In the midst of unprecedented challenges, California is grappling with a scourge of pedestrian fatalities due to high-speed collisions. Every year for the past five years, over 1,000 Californians have died in speed-related traffic collisions. Extensive studies have shown that there is a direct correlation between the speed at which a vehicle travels and the likelihood that a collision ends in loss of life.
Speed safety systems, used in over 140 cities across the United States, bring an automated approach to speed enforcement by detecting speeding vehicles and issuing citations to offending drivers. This technology is effective in changing driver behavior, curbing speeding, and reducing severe and fatal collisions by as much as 58 percent.
“I am tired of attending memorials and hearing about another person killed because a driver was speeding,” said Assemblymember Chiu. “At a certain point, we have to say enough is enough. These deaths are completely preventable. We have the tools to save lives. This bill will allow us to use proven safety tools and end these senseless deaths.”

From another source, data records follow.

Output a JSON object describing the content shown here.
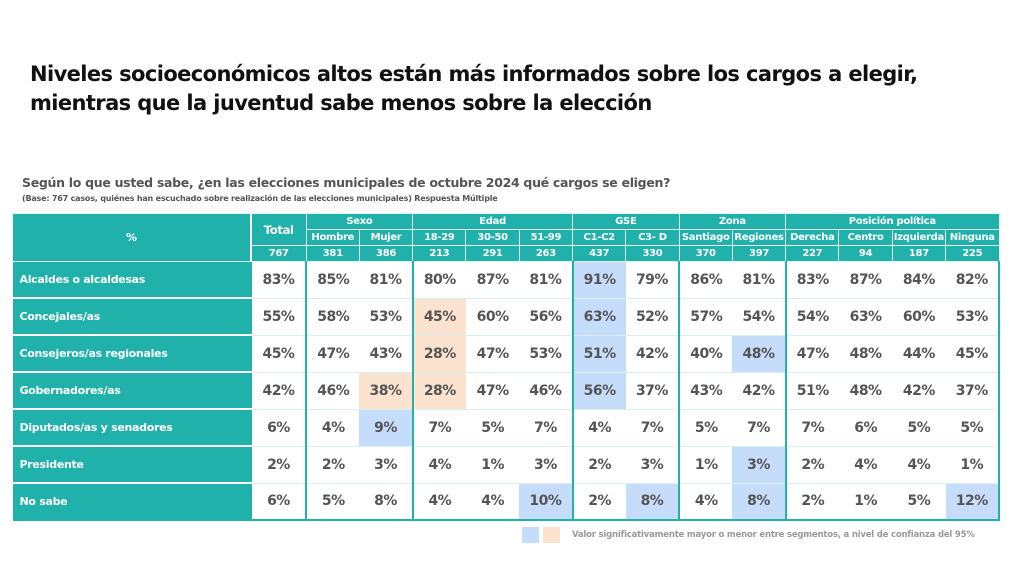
{
  "title_line1": "Niveles socioeconómicos altos están más informados sobre los cargos a elegir,",
  "title_line2": "mientras que la juventud sabe menos sobre la elección",
  "question": "Según lo que usted sabe, ¿en las elecciones municipales de octubre 2024 qué cargos se eligen?",
  "base_note": "(Base: 767 casos, quiénes han escuchado sobre realización de las elecciones municipales)  Respuesta Múltiple",
  "table": {
    "corner_label": "%",
    "total_label": "Total",
    "total_n": "767",
    "groups": [
      {
        "label": "Sexo",
        "columns": [
          {
            "label": "Hombre",
            "n": "381"
          },
          {
            "label": "Mujer",
            "n": "386"
          }
        ]
      },
      {
        "label": "Edad",
        "columns": [
          {
            "label": "18-29",
            "n": "213"
          },
          {
            "label": "30-50",
            "n": "291"
          },
          {
            "label": "51-99",
            "n": "263"
          }
        ]
      },
      {
        "label": "GSE",
        "columns": [
          {
            "label": "C1-C2",
            "n": "437"
          },
          {
            "label": "C3- D",
            "n": "330"
          }
        ]
      },
      {
        "label": "Zona",
        "columns": [
          {
            "label": "Santiago",
            "n": "370"
          },
          {
            "label": "Regiones",
            "n": "397"
          }
        ]
      },
      {
        "label": "Posición política",
        "columns": [
          {
            "label": "Derecha",
            "n": "227"
          },
          {
            "label": "Centro",
            "n": "94"
          },
          {
            "label": "Izquierda",
            "n": "187"
          },
          {
            "label": "Ninguna",
            "n": "225"
          }
        ]
      }
    ],
    "rows": [
      {
        "label": "Alcaldes o alcaldesas",
        "values": [
          "83%",
          "85%",
          "81%",
          "80%",
          "87%",
          "81%",
          "91%",
          "79%",
          "86%",
          "81%",
          "83%",
          "87%",
          "84%",
          "82%"
        ],
        "highlight": [
          "",
          "",
          "",
          "",
          "",
          "",
          "b",
          "",
          "",
          "",
          "",
          "",
          "",
          ""
        ]
      },
      {
        "label": "Concejales/as",
        "values": [
          "55%",
          "58%",
          "53%",
          "45%",
          "60%",
          "56%",
          "63%",
          "52%",
          "57%",
          "54%",
          "54%",
          "63%",
          "60%",
          "53%"
        ],
        "highlight": [
          "",
          "",
          "",
          "o",
          "",
          "",
          "b",
          "",
          "",
          "",
          "",
          "",
          "",
          ""
        ]
      },
      {
        "label": "Consejeros/as regionales",
        "values": [
          "45%",
          "47%",
          "43%",
          "28%",
          "47%",
          "53%",
          "51%",
          "42%",
          "40%",
          "48%",
          "47%",
          "48%",
          "44%",
          "45%"
        ],
        "highlight": [
          "",
          "",
          "",
          "o",
          "",
          "",
          "b",
          "",
          "",
          "b",
          "",
          "",
          "",
          ""
        ]
      },
      {
        "label": "Gobernadores/as",
        "values": [
          "42%",
          "46%",
          "38%",
          "28%",
          "47%",
          "46%",
          "56%",
          "37%",
          "43%",
          "42%",
          "51%",
          "48%",
          "42%",
          "37%"
        ],
        "highlight": [
          "",
          "",
          "o",
          "o",
          "",
          "",
          "b",
          "",
          "",
          "",
          "",
          "",
          "",
          ""
        ]
      },
      {
        "label": "Diputados/as y senadores",
        "values": [
          "6%",
          "4%",
          "9%",
          "7%",
          "5%",
          "7%",
          "4%",
          "7%",
          "5%",
          "7%",
          "7%",
          "6%",
          "5%",
          "5%"
        ],
        "highlight": [
          "",
          "",
          "b",
          "",
          "",
          "",
          "",
          "",
          "",
          "",
          "",
          "",
          "",
          ""
        ]
      },
      {
        "label": "Presidente",
        "values": [
          "2%",
          "2%",
          "3%",
          "4%",
          "1%",
          "3%",
          "2%",
          "3%",
          "1%",
          "3%",
          "2%",
          "4%",
          "4%",
          "1%"
        ],
        "highlight": [
          "",
          "",
          "",
          "",
          "",
          "",
          "",
          "",
          "",
          "b",
          "",
          "",
          "",
          ""
        ]
      },
      {
        "label": "No sabe",
        "values": [
          "6%",
          "5%",
          "8%",
          "4%",
          "4%",
          "10%",
          "2%",
          "8%",
          "4%",
          "8%",
          "2%",
          "1%",
          "5%",
          "12%"
        ],
        "highlight": [
          "",
          "",
          "",
          "",
          "",
          "b",
          "",
          "b",
          "",
          "b",
          "",
          "",
          "",
          "b"
        ]
      }
    ]
  },
  "legend": {
    "text": "Valor significativamente mayor o menor entre segmentos, a nivel de confianza del 95%",
    "colors": {
      "higher_blue": "#c6dcfb",
      "lower_orange": "#fbe3cf"
    }
  },
  "colors": {
    "teal": "#20b1ab"
  }
}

Assembly Bill 550, which passed the committee today would allow for the use of speed detection systems under pilot programs created by California cities. The bill would give the cities of Los Angeles, Oakland, San Francisco, San Jose, and one additional southern California city the option of piloting speed safety systems on sensitive or dangerous local streets.
Under the bill, citations issued must be civil in nature, not criminal, and would not result in a point on a driver’s record. The bill requires jurisdictions provide a hearing and appeal process for contesting citations. AB 550 requires pilot programs be housed under local transportation authorities rather than law enforcement agencies. Pilot programs must have strong privacy protections in place, including a ban on facial recognition software. A racial equity and financial impact analysis must be prepared for each authorized pilot.
Assembly Bill 629, which also advanced today, aims to address the fragmented nature of Bay Area transportation and increase ridership through more reliable service. In the nine-county Bay Area, there are currently 27 independent transit agencies that utilize different fare structures, discounts, loyalty programs, wayfinding apps, mapping, branding systems, and capital planning processes. A lack of schedule coordination and real time transit data across agencies can make transferring unreliable and can leave riders stranded.
The fragmented nature of service leads to a frustrating experience for Bay Area commuters and hinders transit agencies’ ability to increase ridership. Despite substantial investment in transportation infrastructure over several decades, Bay Area transit commutes have not improved and ridership has not increased. Between 2016 and 2018, ridership across Bay Area public transit systems fell by 5.2 percent. In comparison, regions with highly integrated networks of local and regional transit services, like Seattle or London, have high transit ridership.
“Navigating our disjointed transit system can be an intimidating and frustrating experience for riders, which leads to less transit ridership overall,” said Assemblymember Chiu. “As we navigate our way out of the pandemic and look to increase ridership, we must put the rider experience first and create a more seamless, reliable transportation system.”
AB 629 would instruct Bay Area transit agencies to take short-term, immediate steps towards coordination and integration by establishing a fare integration pilot program, creating a regional transit map and wayfinding system, using real-time transit data to improve rider experience, and identifying a transit priority network to get buses moving faster.
Both AB 550 and AB 629 will move on for hearings in the Assembly Appropriations Committee in the coming weeks.